Genel olarak başarı oranı %98’dir.
Bu işlemin riskleri nelerdir?
Her girişimsel işlemde olduğu gibi, bu işlemin de bazı riskleri bulunmaktadır. Cihazın yerinden düşmesi ve cihazın üzerinde pıhtı oluşması gibi ciddi sorunlar, toplamda her 100 kişiden 2'sinde meydana gelebilir. Ancak, bu olasılık, işlem yapılmazsa ortaya çıkabilecek felç riskinden çok daha düşüktür.
Keseyi ameliyatla kapatmak, atriyal fibrilasyon nedeniyle oluşan pıhtı riskini azaltmak için daha garanti bir yöntem olabilir mi?
Hayır. Tersine, teknik nedenlerden dolayı ameliyatla kesenin başarıyla kapatılma olasılığı daha düşüktür.
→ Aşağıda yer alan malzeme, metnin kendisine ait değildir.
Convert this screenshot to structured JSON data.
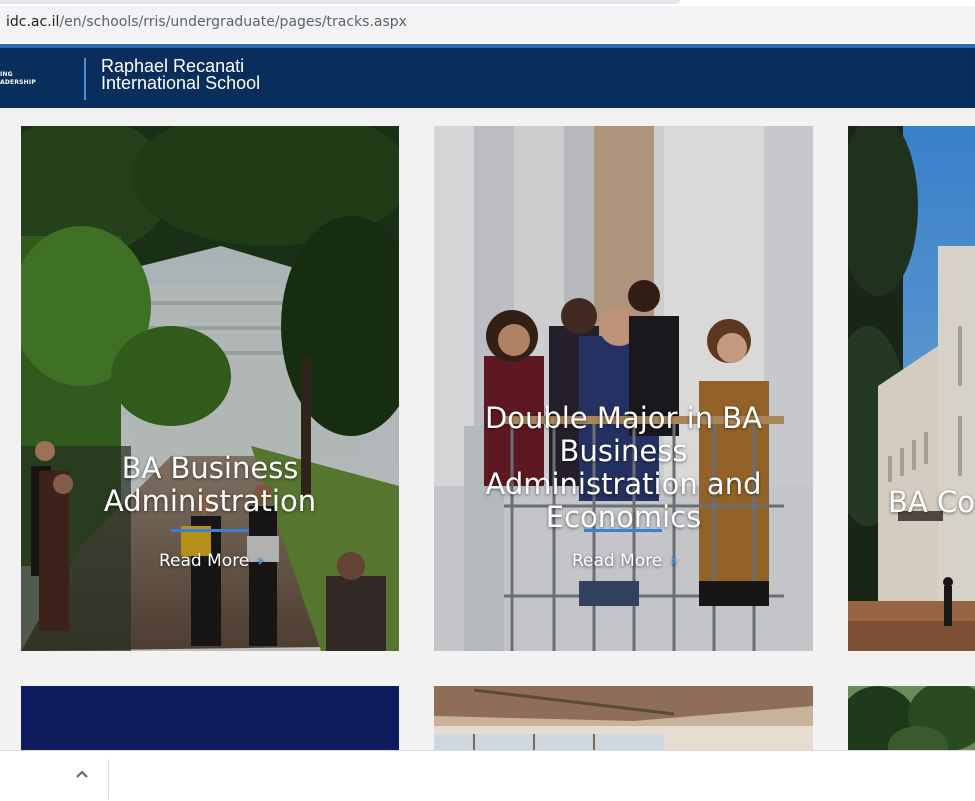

Ayrıca, sadece bu amaçla ameliyat olmak ek riskleri beraberinde getirebilir. Eğer hasta başka bir nedenle kalp ameliyatı geçirecekse, o zaman kesenin ameliyat sırasında kapatılması daha mantıklı olabilir.
İşlem sonrası hastanede yatış süresi ne kadar?
Hastanede yatış süresi genellikle bir gündür ve çoğu hasta bir gün sonra taburcu edilir.
Kullanılan cihaz kaliteli mi?
Tüm dünyada olduğu gibi, ülkemizde de Amulet, LAmbre veya Watchman marka cihazlar kullanılmaktadır. Bu üçü de kaliteli cihazlardır ve birinin diğerine bilinen önemli bir üstünlüğü yoktur. Seçim genellikle doktorun hangi cihazda daha tecrübeli olduğuna ve hastanın LAA anatomisine bağlı olarak belirlenir.
İşlemden sonra kan sulandırıcı ilaç kullanmam gerekecek mi?
İşlemden sonra, genellikle ilk 2-3 ay boyunca iki farklı kan sulandırıcı ilaç kullanılacaktır. Daha sonra, bu iki ilaçtan biri kesilir ve diğeri 6. aya kadar tek başına devam edilir. Sonrasında, istisnai durumlar haricinde kan sulandırıcı kullanımına gerek duyulmaz.
Nasıl yani, işlemden sonra hâlâ kan sulandırıcı kullanmam gerekecek mi?
Halk arasında hepsi “kan sulandırıcı” olarak bilinse de, atriyal fibrilasyon için kullanılan ilaçlar, işlem sonrasında kullanılanlardan farklıdır. İşlem sonrası ilaçlar genellikle ömür boyu değil, genellikle 6 aylığına kadar kullanılır. Bu nedenle, hasta kan sulandırıcı ilaçlara bağlı kanama riskini ömür boyu değil, sadece ilk 6 aylık süre boyunca daha az riskle taşır. 6. aydan sonra kan sulandırıcı kullanılmadığı için ilaca bağlı kanama riski ortadan kalkar."
Astarcıoğlu ve Şen, konuşmanın sonunda şu ifadeleri kullandı: "Bu işlem, hastanemizde sıklıkla gerçekleştirmiş olduğumuz özel girişimlerden biridir, ve bu alandaki deneyimimizle hastalarımıza en iyi sağlık hizmetini sunmaya devam edeceğiz." Dedi.